— Так ты не уходишь? — умоляюще спрашивала у него тетушка Аннедда. — Уходи, сынок, ступай, пока есть время. Ступай, пока тебя ждут, ступай.

— Куда ж я денусь! — наконец сказал он, уязвленный.

— Ах, сынок, ты хочешь затеять ссору! Ступай, ступай. Твой брат вернется пьяный; вы снова затеете ссору. Ах, дети мои, Бога вы не боитесь, искушение одолело вас.
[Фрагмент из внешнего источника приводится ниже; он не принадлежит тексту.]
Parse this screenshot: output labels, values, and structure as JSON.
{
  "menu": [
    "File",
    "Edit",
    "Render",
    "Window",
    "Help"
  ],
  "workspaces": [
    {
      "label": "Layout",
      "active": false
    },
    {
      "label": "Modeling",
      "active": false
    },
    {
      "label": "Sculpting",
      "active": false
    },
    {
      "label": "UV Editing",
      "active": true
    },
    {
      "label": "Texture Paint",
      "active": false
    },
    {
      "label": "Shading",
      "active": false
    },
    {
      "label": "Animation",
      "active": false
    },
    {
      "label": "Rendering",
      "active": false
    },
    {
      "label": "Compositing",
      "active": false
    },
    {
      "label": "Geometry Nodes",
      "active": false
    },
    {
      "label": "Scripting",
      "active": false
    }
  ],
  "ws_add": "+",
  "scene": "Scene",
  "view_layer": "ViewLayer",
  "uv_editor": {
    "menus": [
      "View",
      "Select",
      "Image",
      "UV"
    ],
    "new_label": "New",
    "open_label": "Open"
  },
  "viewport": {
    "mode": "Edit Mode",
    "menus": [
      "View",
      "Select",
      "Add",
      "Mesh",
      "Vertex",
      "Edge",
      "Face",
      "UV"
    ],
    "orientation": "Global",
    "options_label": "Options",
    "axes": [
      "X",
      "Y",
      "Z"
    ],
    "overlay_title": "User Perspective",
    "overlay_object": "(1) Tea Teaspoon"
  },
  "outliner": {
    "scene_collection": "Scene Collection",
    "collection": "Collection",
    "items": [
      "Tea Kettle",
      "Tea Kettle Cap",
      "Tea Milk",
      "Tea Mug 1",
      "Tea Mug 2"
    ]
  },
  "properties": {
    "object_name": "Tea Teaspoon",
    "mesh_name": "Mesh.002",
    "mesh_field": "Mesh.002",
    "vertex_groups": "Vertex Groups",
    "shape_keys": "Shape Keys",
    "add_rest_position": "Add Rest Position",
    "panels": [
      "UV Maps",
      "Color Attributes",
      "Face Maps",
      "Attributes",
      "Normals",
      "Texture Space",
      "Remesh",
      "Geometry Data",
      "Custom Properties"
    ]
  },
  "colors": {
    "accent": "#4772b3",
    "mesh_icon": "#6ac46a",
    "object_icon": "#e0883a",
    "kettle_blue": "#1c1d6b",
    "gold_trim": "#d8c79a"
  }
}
Магдалина вздохнула почти с дрожью, и Элиаса уязвили слова матери. Это было правдой: дьявол искушал его, и он с горечью ждал возвращения брата для того, чтобы оскорбить его, чтобы отплатить сполна за унижение и боль Магдалины. Мало того, теперь Элиас смотрел на Магдалину уже другими глазами, не так, как раньше. Он осознал это и почувствовал, что на него накатывается волна ужаса:

«Я вот-вот погублю себя, вот-вот погублю нас! — думал он. — Кому стало хорошо от моей жертвы? Я уступил невесту брату, чтобы он был счастлив, а теперь я же, я сам хочу сделать его несчастным. Неужели я способен на такое? Я? Я?» — вопрошал сам себя Элиас с содроганием. Ему казалось, что он стал вором, и он изумлялся и страшился своего превращения. «Нужно, чтобы я ушел и больше не возвращался», — наконец решил он.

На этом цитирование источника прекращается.